Myth vs. Fact 6

Momentum Is Building Among States To Ditch Common Core Standards

“As Americans become educated about the controversial Common Core Standards, more states are finding ways to make U-turns to get their students, parents, and teachers out of the nationalized system of standards.” Susan Berry, Breitbart News, June 18, 2014

 


 

Correcting the Record: Headlines over the past year, fanned by Common Core opponents, have propagated the idea that states are making a dash for the door when it comes to high education standards. Yet, the fact is that, despite more than 18 months of targeted attacks and after two election cycles, all but one of the 45 states to initially adopt Common Core Standards continue to use them or a version tailored to their state-specific needs.

“Across the country a false narrative is perpetuating the idea that conservatives are ready to cede the fight we started years ago for high education standards,” Former governor of Georgia Sonny Perdue wrote in October. “From the headlines and from the bullhorns of commentators, one might well conclude Common Core Standards are all but doomed. Yet, the facts paint a much different picture.”

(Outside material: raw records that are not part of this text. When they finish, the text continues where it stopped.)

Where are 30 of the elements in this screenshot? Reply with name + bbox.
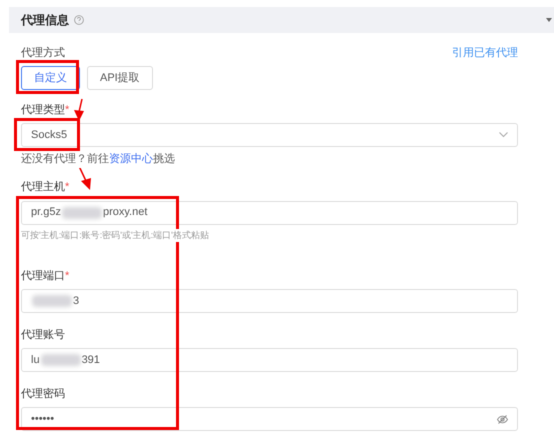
required-asterisk: *: [65, 270, 70, 282]
input-field[interactable]: pr.g5z proxy.net: [21, 200, 518, 224]
field-label: 代理主机: [21, 180, 65, 196]
field-hint: 还没有代理？前往资源中心挑选: [21, 151, 175, 168]
proxy-method-tab[interactable]: 自定义: [21, 66, 80, 90]
annotation-box: [14, 118, 80, 151]
eye-off-icon[interactable]: [497, 414, 508, 424]
proxy-method-tab[interactable]: API提取: [87, 66, 153, 90]
proxy-type-select[interactable]: Socks5: [21, 123, 518, 147]
resource-center-link[interactable]: 资源中心: [109, 153, 153, 165]
blurred-text: [32, 295, 72, 307]
field-label: 代理端口: [21, 268, 65, 284]
required-asterisk: *: [65, 104, 70, 116]
field-hint: 可按'主机:端口:账号:密码'或'主机:端口'格式粘贴: [21, 228, 209, 242]
section-title: 代理信息: [21, 12, 69, 29]
field-label: 代理密码: [21, 386, 65, 402]
annotation-box: [16, 60, 79, 94]
section-header[interactable]: 代理信息: [9, 7, 554, 33]
caret-icon[interactable]: [546, 17, 552, 23]
blurred-text: [40, 354, 81, 366]
blurred-text: [62, 206, 102, 218]
password-field[interactable]: ••••••: [21, 407, 518, 431]
chevron-down-icon: [499, 132, 508, 138]
field-label: 代理类型: [21, 102, 65, 118]
required-asterisk: *: [65, 182, 70, 193]
field-label: 代理方式: [21, 46, 65, 61]
help-icon[interactable]: [74, 15, 84, 25]
input-field[interactable]: 3: [21, 289, 518, 313]
input-field[interactable]: lu 391: [21, 348, 518, 372]
field-label: 代理账号: [21, 328, 65, 343]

Gov. Perdue goes on to say, “Some states have rebranded the standards. Others have amended and built on them further, just as they were designed. Neither amount to what many label ‘repeal.’”

As Gov. Perdue points out, in many cases critics have inaccurately conflated states’ calls to review Common Core Standards with wholesale repeal. In fact, the Common Core is designed for states to take control and make adjustments to best suit their students.

“One thing we’ve all agreed on is the importance of high standards,” Tennessee Governor Bill Haslam, one leader to call for a review of the Standards said in October. “For me, it shouldn’t be about the name and what we call it. The battle should be about: Are we going to have high standards or not, and what exactly should those standards be?…That’s one thing you’re never going to hear me backing up on, period.”

Moreover, states that have fully implemented the Common Core Standards are seeing some of the biggest improvements in student outcomes in the country. In Kentucky, the first state to adopt and fully align teaching to the Standards, college-readiness scores and proficiency rates have increased each of the last three years.

“The numbers show, without a doubt, that we are making progress,” education commissioner Terry Holiday said of the gains.

In Tennessee, another early adopter of the Common Core, students made the biggest improvements in college-readiness scores in the state’s history, which ACT president Jon Erickson called “indicative of real academic progress.”